According to Topçuoğlu, the University eliminated its offerings in Persian and Czech due to a lack of student interest. She said Polish, Turkish and other less commonly taught languages are at risk. 

In an email to The Daily, University spokesperson Erin Karter said NU does not anticipate reducing or eliminating the language requirement for students. Still, she said total enrollment size and funding resources play an important role in determining the breadth of curricular offerings.

“Enrollments in less commonly taught languages can vary a lot,” Portuguese language Prof. Ana C. Thomé Williams said. “We needed to count on other levels in administration to help us advertise our courses.”

NU offers some alternative solutions for students who wish to learn less commonly taught languages. 

Karter said the University launched the Language Resource Center to promote less commonly taught languages. According to its website, the LRC provides resources for funding and language learning opportunities. 

Students are also eligible for CourseShare, which allows students to take a language course from another Big Ten university via Zoom.
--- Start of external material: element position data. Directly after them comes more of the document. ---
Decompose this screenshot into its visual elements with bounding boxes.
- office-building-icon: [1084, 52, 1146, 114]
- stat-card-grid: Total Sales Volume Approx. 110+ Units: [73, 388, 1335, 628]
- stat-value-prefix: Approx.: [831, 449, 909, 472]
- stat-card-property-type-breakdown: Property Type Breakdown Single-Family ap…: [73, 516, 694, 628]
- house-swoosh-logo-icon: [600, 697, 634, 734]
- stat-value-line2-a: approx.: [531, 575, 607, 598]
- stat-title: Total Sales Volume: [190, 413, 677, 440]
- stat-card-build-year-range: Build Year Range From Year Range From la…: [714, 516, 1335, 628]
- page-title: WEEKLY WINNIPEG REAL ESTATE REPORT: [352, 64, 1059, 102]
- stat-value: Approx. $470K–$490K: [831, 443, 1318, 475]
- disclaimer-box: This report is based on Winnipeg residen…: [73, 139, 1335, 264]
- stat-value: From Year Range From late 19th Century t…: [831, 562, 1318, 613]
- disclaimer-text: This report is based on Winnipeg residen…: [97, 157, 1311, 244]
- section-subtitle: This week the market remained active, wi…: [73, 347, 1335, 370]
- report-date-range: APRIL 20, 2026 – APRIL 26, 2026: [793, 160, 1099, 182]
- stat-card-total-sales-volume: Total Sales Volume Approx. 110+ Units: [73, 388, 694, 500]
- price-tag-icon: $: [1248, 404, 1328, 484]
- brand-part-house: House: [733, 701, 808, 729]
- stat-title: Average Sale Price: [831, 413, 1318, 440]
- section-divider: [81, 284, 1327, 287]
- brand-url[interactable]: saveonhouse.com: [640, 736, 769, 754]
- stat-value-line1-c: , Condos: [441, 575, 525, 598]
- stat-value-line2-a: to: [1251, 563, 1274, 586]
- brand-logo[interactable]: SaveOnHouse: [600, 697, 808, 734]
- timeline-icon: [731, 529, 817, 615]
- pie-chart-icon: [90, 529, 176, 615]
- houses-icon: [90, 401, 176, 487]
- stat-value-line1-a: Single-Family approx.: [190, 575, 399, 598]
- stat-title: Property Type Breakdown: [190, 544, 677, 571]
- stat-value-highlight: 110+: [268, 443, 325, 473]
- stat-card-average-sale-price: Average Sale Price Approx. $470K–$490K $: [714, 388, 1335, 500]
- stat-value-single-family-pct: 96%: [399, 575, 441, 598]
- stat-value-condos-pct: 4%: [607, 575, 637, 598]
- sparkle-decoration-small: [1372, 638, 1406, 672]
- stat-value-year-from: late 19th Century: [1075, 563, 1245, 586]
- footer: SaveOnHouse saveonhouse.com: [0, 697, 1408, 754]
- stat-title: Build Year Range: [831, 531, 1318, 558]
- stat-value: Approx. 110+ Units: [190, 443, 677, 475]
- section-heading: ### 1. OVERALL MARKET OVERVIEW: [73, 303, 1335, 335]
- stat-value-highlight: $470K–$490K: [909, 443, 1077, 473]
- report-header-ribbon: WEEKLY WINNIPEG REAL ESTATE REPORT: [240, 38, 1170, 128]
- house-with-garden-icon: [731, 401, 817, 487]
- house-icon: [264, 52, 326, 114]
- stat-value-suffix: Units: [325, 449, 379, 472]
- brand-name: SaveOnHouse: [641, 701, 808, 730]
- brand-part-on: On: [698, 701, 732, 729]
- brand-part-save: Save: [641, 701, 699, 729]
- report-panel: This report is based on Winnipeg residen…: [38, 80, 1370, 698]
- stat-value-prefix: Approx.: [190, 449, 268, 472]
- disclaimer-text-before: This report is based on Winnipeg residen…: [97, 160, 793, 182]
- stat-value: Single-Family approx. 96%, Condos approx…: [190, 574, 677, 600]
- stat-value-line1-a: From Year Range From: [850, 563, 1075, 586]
Topçuoğlu said NU’s quarter system complicates this process, so very few students realistically have this option. 

Language programs have also been trying to boost enrollment by hosting campus events. For example, the Portuguese program hosts cultural events every other week. 

Topçuoğlu said language professors started a week-long festival of languages last year to increase enrollment and visibility of language programs, showcasing programs beyond Spanish, French, German and Italian.

Weinberg sophomore Olivia Sotos said she would like to see the University offer more languages. 

Sotos takes Spanish courses, but said she also wants to study Modern Greek, a language NU does not offer. 

“I’m really connected to my Greek heritage,” Sotos said. “All four of my grandparents have migrated from Greece to America, and the language connects me to them.”

Sotos added she has spoken with other Greek students at Northwestern who share a similar sentiment.

But, Topçuoğlu said she does not anticipate language offerings will expand at the University in the future. 

“We’re already having a hard time getting our students into the languages that we offer, so expanding is not really an option at this point,” Topçuoğlu said. 

Weinberg sophomore Jovana Lakic decided to take Turkish because she’s from the Balkans and feels connected to Turkey because of the regions’ shared history under Ottoman rule. 

She is one of two students in her class. Lakic said she’s built a close relationship with her professor and classmate because of this. 

“People are always surprised when you tell them you are studying Turkish,” Lakic said. “If I meet a Turk, and I mention I’ve been learning Turkish for two years, their whole face lights up. So it’s a good way to build connections.”